O que é interseccionalidade?
- WR Express
- 19 de jun.
- 3 min de leitura
Por: Gisele Rose

✅ 19/06/2025 | 11:51
Nos primeiros anos do século XXI, o termo “interseccionalidade” passou a ser amplamente adotado por acadêmicas e acadêmicos, militantes de políticas públicas, profissionais e ativistas em diversos locais. Estudantes de ensino superior e docentes de áreas interdisciplinares, como estudos feministas, estudos raciais, estudos culturais, estudos da civilização estadunidense e da mídia, bem como da sociologia, da ciência política, da história e de outras disciplinas tradicionais, encontram a interseccionalidade em cursos, livros e artigos teóricos (COLLINS e BILGE, 2020, p. 01).
Para a professora de Direito na UCLA e Columbia Kimberlé Williams Crenshaw, a teoria da interseccionalidade surgiu, especificamente, para resolver um problema particular. “É importante esclarecer que o termo foi usado para verificar a aplicabilidade do feminismo negro em leis antidiscriminação”, diz ela. Na palestra realizada na LSE naquela noite, ela trouxe o caso de Degraffenreid vs General Motors, em que cinco mulheres negras processaram a GM por discriminação de raça e gênero. “O principal desafio da lei é a forma como foi fundamentada, porque a lei antidiscriminação olha para raça e gênero como elementos separados”, diz ela. “A consequência disso, é que as mulheres negras americanas — ou quaisquer outras mulheres não-brancas — vivem a experiência de uma discriminação por sobreposição ou conjunta. A lei, inicialmente, não estava lá para vir em sua defesa” (Fonte: Portal Geledés).
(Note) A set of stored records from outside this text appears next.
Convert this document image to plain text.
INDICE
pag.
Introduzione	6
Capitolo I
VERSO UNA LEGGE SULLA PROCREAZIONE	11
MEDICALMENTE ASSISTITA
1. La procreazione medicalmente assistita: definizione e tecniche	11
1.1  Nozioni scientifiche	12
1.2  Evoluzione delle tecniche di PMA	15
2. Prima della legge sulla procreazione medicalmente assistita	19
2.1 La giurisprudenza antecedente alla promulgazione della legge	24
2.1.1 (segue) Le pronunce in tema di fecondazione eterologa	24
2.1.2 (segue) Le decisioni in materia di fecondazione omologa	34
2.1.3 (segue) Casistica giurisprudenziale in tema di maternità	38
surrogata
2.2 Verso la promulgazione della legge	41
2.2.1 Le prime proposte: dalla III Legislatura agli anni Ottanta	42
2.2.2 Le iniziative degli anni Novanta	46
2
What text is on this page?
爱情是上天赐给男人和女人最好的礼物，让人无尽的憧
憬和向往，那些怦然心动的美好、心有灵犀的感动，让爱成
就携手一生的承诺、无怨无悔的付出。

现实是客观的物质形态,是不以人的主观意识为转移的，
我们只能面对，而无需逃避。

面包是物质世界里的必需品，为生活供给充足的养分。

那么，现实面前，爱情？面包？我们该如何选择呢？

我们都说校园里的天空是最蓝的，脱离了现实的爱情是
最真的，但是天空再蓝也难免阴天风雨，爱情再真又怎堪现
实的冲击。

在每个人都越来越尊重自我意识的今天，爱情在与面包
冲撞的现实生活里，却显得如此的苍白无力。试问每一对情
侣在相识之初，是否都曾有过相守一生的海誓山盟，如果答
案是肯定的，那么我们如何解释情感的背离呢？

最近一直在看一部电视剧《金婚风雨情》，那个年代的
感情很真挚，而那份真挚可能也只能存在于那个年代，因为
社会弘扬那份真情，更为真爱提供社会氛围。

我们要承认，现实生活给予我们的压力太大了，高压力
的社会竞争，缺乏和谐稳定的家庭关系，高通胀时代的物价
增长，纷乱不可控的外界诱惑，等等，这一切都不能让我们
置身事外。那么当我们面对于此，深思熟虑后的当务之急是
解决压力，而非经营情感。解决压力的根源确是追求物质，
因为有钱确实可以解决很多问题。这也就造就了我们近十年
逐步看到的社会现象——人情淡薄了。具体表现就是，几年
A interpretação dos tribunais foi de que as mulheres negras não podiam provar a discriminação de gênero, porque nem todas as mulheres foram discriminadas, e também não puderam provar a discriminação racial, porque nem todas as pessoas negras eram discriminadas. Uma associação de discriminações seria, aos olhos dos tribunais, constituir um tratamento preferencial, algo que ninguém poderia fazer. Crenshaw ri quando acrescenta: “É claro, ninguém mais tinha que fazer isso. Interseccionalidade foi uma forma de chamar a atenção para o que os tribunais não estavam vendo” (Fonte: Portal Geledés).
Quanto a acusação de que interseccionalidade não é um conceito novo, ela filosofa: “Bem, um monte de coisas não são novas”, diz ela. “Classe não é um conceito novo e raça também não é novo. Porém, continuamos a debater e falar sobre esses assuntos, então, o que há de tão incomum no fato da interseccionalidade não ser um conceito novo? Por esse motivo não deveria haver razões para falar sobre isso? A interseccionalidade chama a atenção para invisibilidades que existem no feminismo, na luta contra o racismo, nas políticas de classe, então, obviamente é preciso muito trabalho, já que somos constantemente desafiados para estar atentos aos aspectos do poder que não fazem parte de nossas experiências pessoais”. Mas, ela enfatiza, esse tem sido o projeto do feminismo negro desde seu início: chamar a atenção para as lacunas, para as maneiras que “as mulheres de cor são invisíveis na visão geral” (Fonte: Portal Geledés).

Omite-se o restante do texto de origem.